This lovely animal caught my eye as I was scrolling through a website the other day. As with many, many of the animals on this blog, once I see their names I’m hooked and can’t help blogging about them. After all, who could resist writing a post about the vampire squid?
Vampire squid are found in deep ocean waters – between depths of 300-3,000 m, though most of them are found between 1,500-2,500 m. They live in areas so deep that no light penetrates – pretty ideal for a vampire, don’t you think? They also don’t get a lot of oxygen where they live, as oxygen levels are around 0.22 ml/l (this is known as the oxygen minimum zone). Vampire squid are unique creatures. They share characteristics of both octopi and squid, and so are placed in their own order: Vampyromorphida.
The vampire squid isn’t that large, reaching about 30 cm in length. It has eight arms and two filaments that can be retracted or extended beyond the length of the arms. These filaments are covered with sensory cirri, which help the animal navigate its environment. The vampire squid has webbing between its eight arms, giving it a creepy, cloak-like appearance. The reason the vampire squid is called a vampire is partly because of this ‘cloak’, which has a dark black colour. Oh yeah, and they have glowing red eyes. Big glowing red eyes. Relative to body size, vampire squid have largest eyes of any animal in the world.

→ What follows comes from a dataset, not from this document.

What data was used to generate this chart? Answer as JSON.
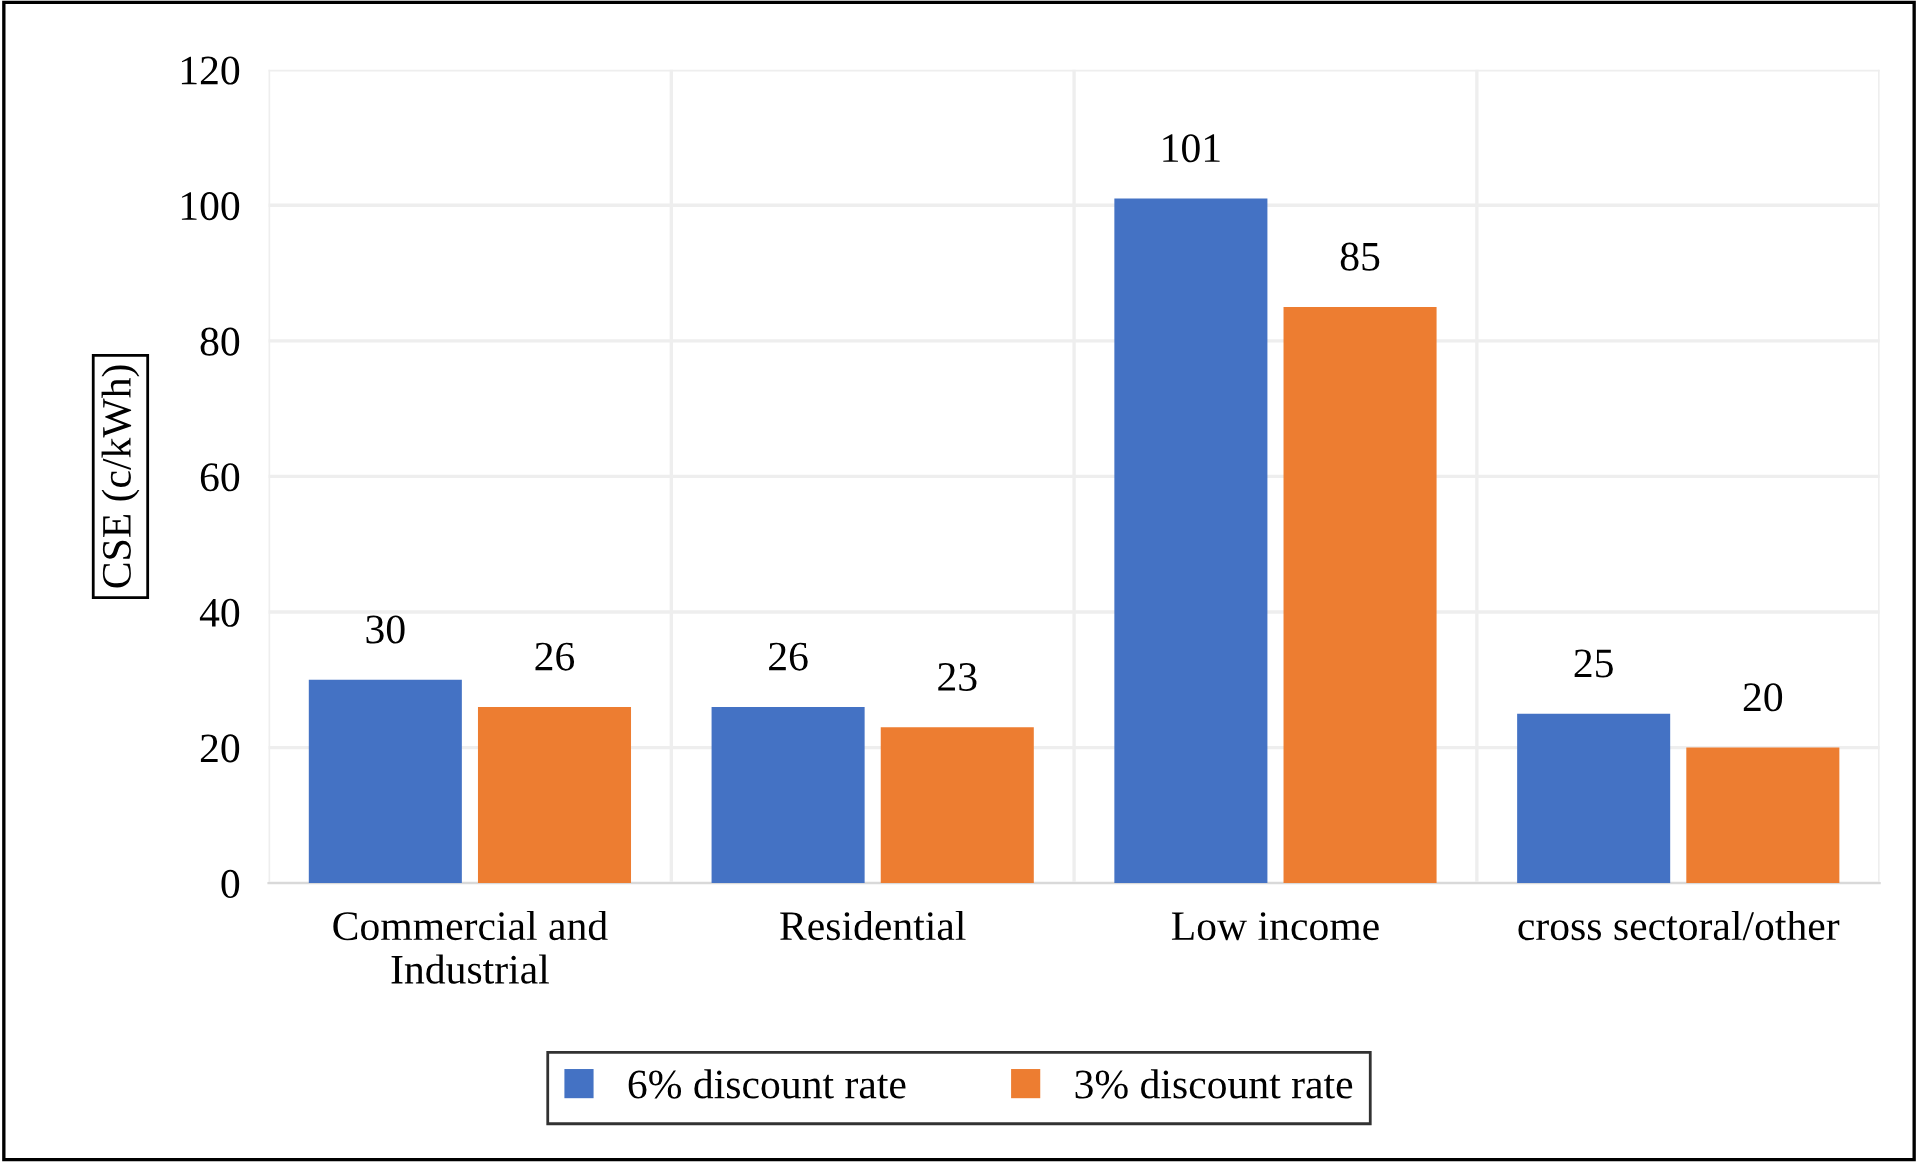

Even though this squid has a fearsome name (the latin name literally means ‘vampire squid from hell’), they aren’t really that scary. They may have some characteristics of vampires, but they definitely do not suck blood. In fact, the squid doesn’t even hunt. Instead it lives off ‘marine snow’, the dead particles that drift down from the light and life rich waters above.
All the webbing between the squid’s arms makes it hard for the animal to move around in the typical way that octopi and squid normally do. Instead, the squid uses two fins located on its mantle to propel it through the water. To add to its weird appearance, vampire squids are covered in small photophores, which can produce light bursts lasting from a couple of seconds to a few minutes.
These light displays are used to help the squid escape predators. Most of the photophores are located on the squid’s arms, and when the vampire squid feels threatened, it flashes its photophores and then flails its arms wildly. At this point the squid is pretty much safe, because what predator could actually avoid dancing to a deep-sea disco ball? On the rare occasions when the predator doesn’t start dancing, the squid releases a mucous cloud of light and then slips away into the darkness.
I can’t really think of anything much creepier than a black squid with glowing red eyes living in the deepest parts of the ocean. No wonder these guys are known as vampires. Mind you, I’ve always been afraid of deep water so maybe other people wouldn’t be as scared as me.